Dalam catatan kepolisian, diungkapkan bahwa AMB pada tahun 2010 pernah ditangkap di Pulau Karimun, Kepulauan Riau. Ketika itu, AMB ditangkap dengan barang bukti 1.800 karung amonium nitrat. Dalam setiap karungnya, berisi 25 kilogram zat kimia yang juga dikenal sebagai campuran bahan peledak.
Setelah dinyatakan terbukti bersalah dan menjalani vonis, AMB kembali berulah. Untuk kedua kalinya, AMB ditangkap pada tahun 2018 ketika sedang berada di pelabuhan penyeberangan Pulau Sumbawa. Dari penangkapan keduanya, ditemukan barang bukti detonator sebanyak 2.200 butir.
Dari pemeriksaan, AMB tergiur menjalani bisnis ini karena alasan keuntungan. Karena untuk satu kotak detonator yang dibeli seharga Rp1,2 juta, dapat dia jual kembali dengan harga Rp1,5 juta. Karena perbuatannya, kini residivis yang kembali ditangkap pihak kepolisian itu terancam dikenakan Undang-Undang Darurat Nomor 12/1951. Dalam aturan tersebut, pelakunya terancam pidana penjara seumur hidup.

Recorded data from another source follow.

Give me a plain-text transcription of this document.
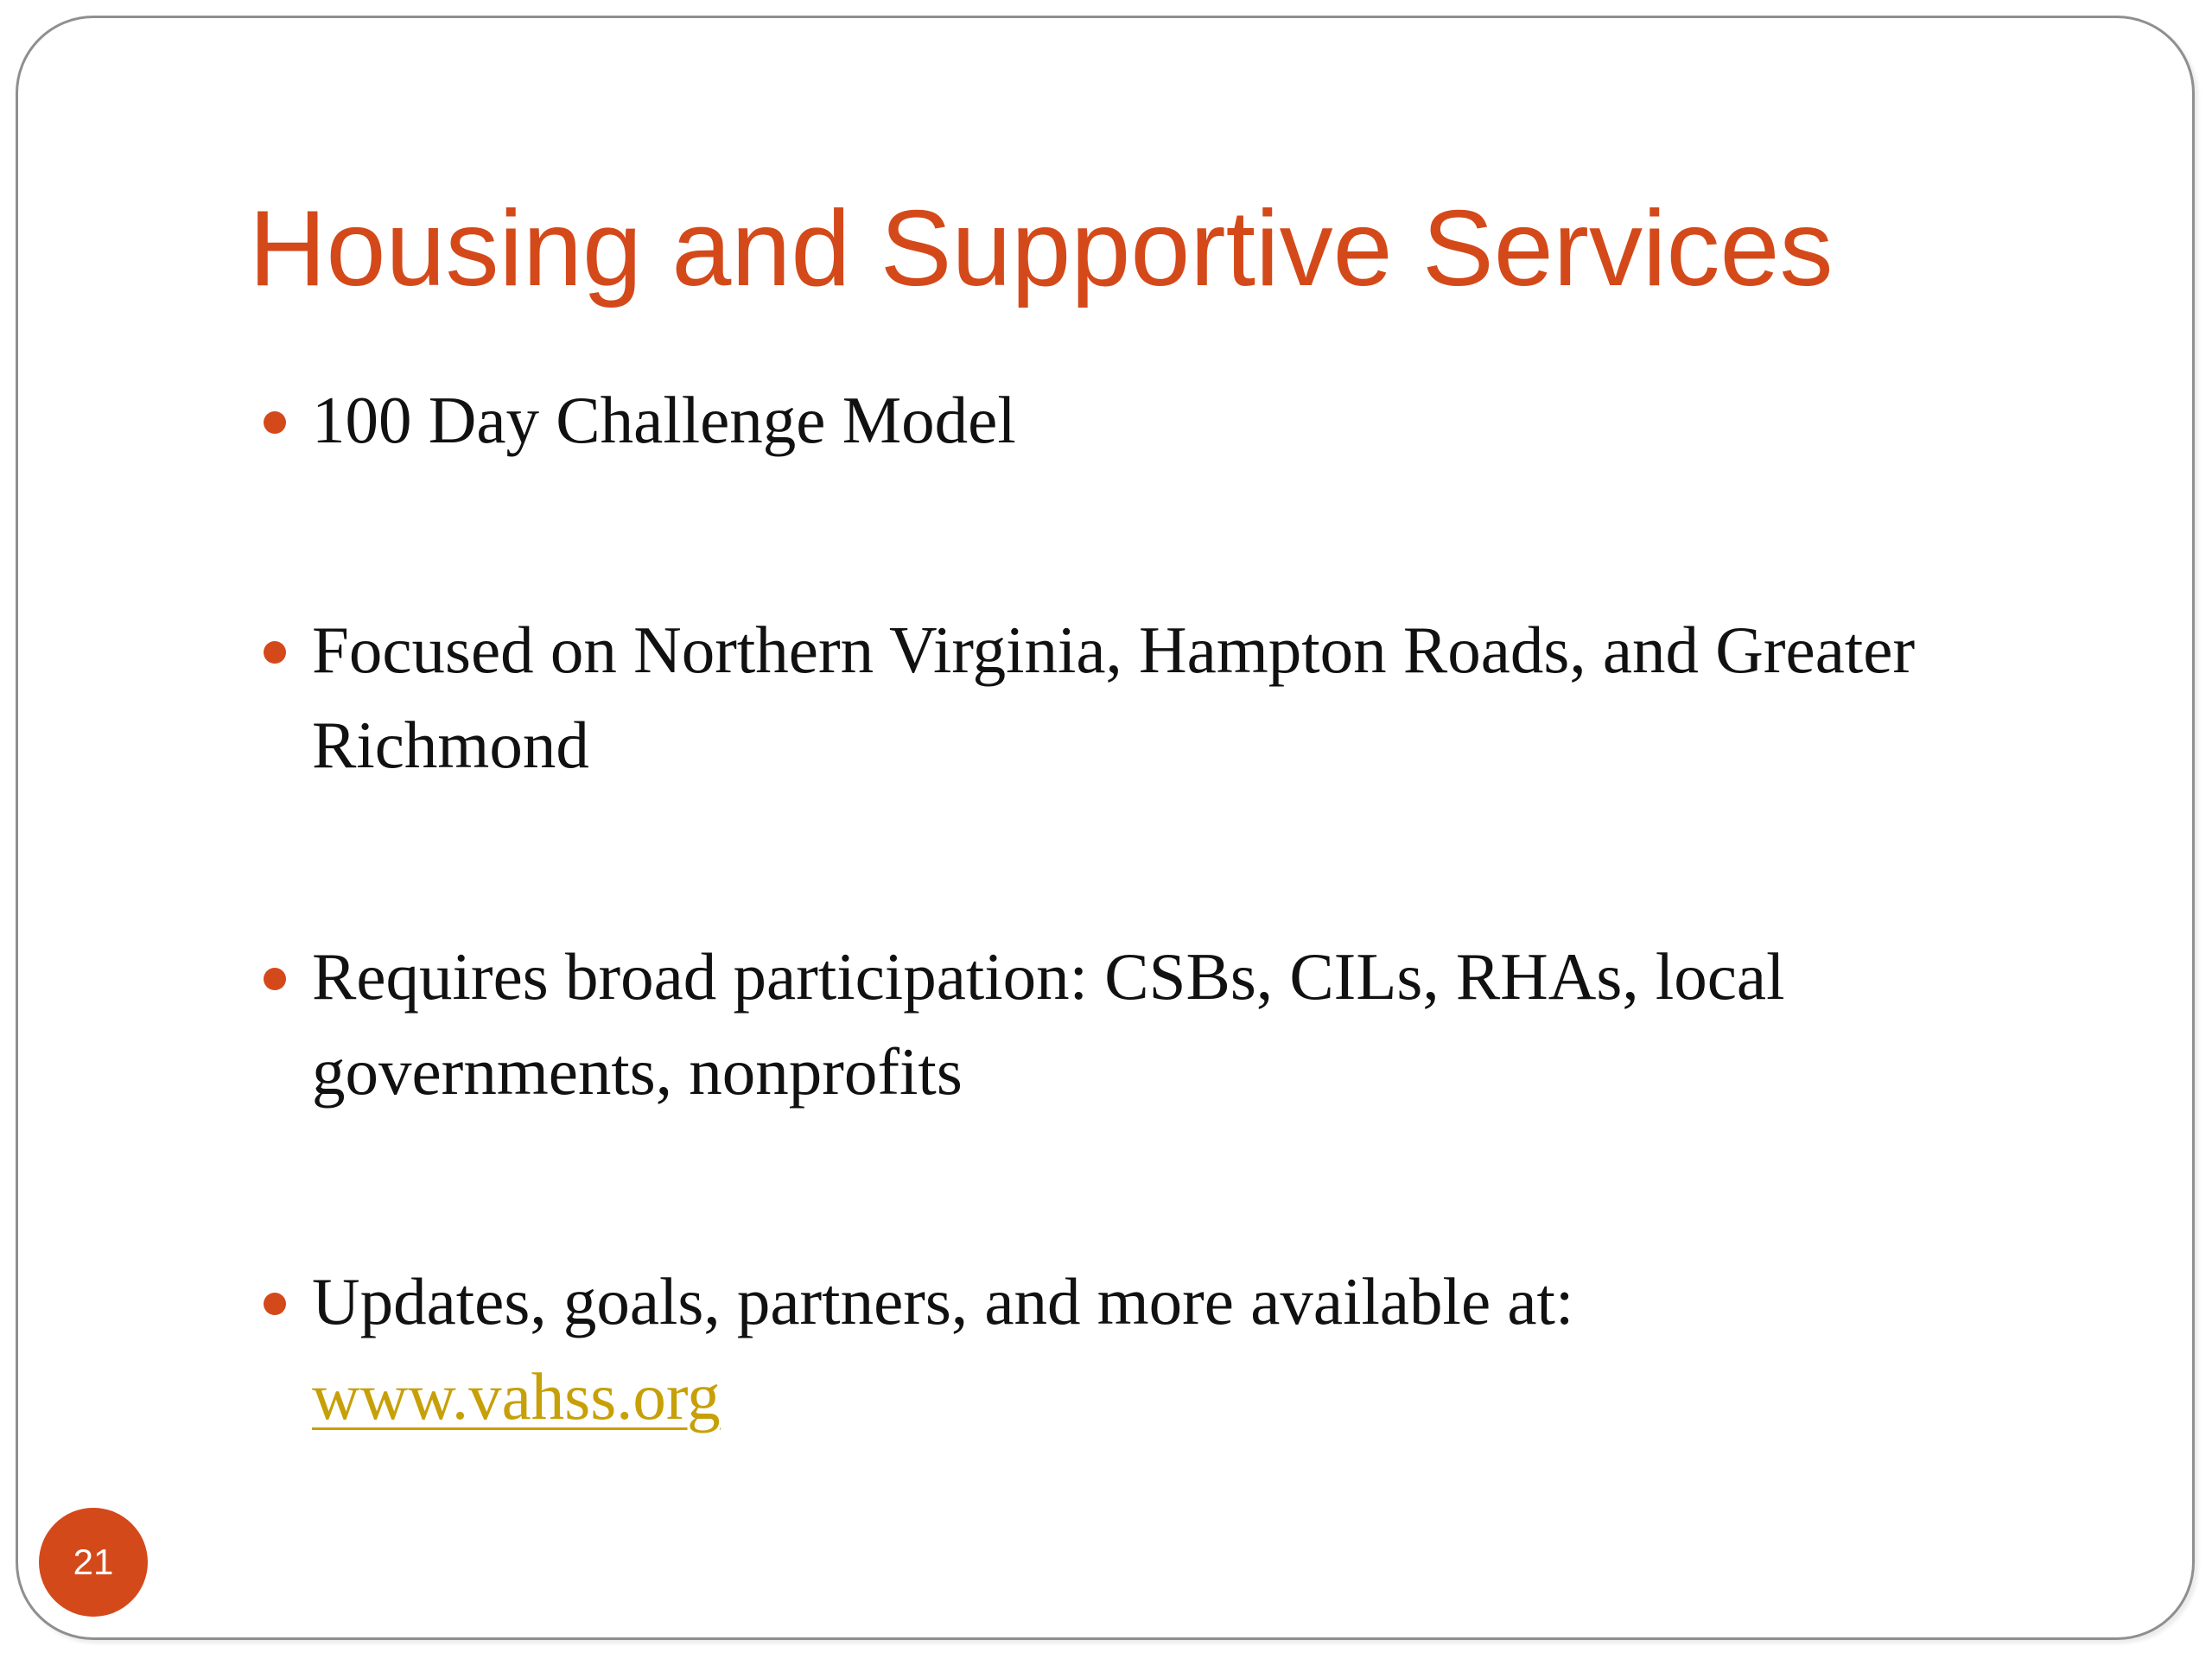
Housing and Supportive Services
100 Day Challenge Model
Focused on Northern Virginia, Hampton Roads, and Greater Richmond
Requires broad participation: CSBs, CILs, RHAs, local governments, nonprofits
Updates, goals, partners, and more available at:
www.vahss.org
21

Sementara itu, Dirpolairud Polda NTB mengatakan bahwa, pihaknya berkomitmen dalam upaya pencegahan aktivitas perusakan biota laut. Salah satu upayanya, lanjutnya, dengan memutus mata rantai suplai bahan baku pembuatan bom ikan yang menurutnya masih terjadi secara masif.
Terkait dengan upaya tersebut, Dirpolairud Polda NTB ini mengatakan bahwa pihaknya kini telah mengantongi identitas penyuplai detonator yang selama ini menjadi sumber pemesanan AMB.
"Kita sudah dapat identitasnya dan dia masih satu jaringan. Jadi kasus ini masih akan terus kita kembangkan," pungkasnya. (gna)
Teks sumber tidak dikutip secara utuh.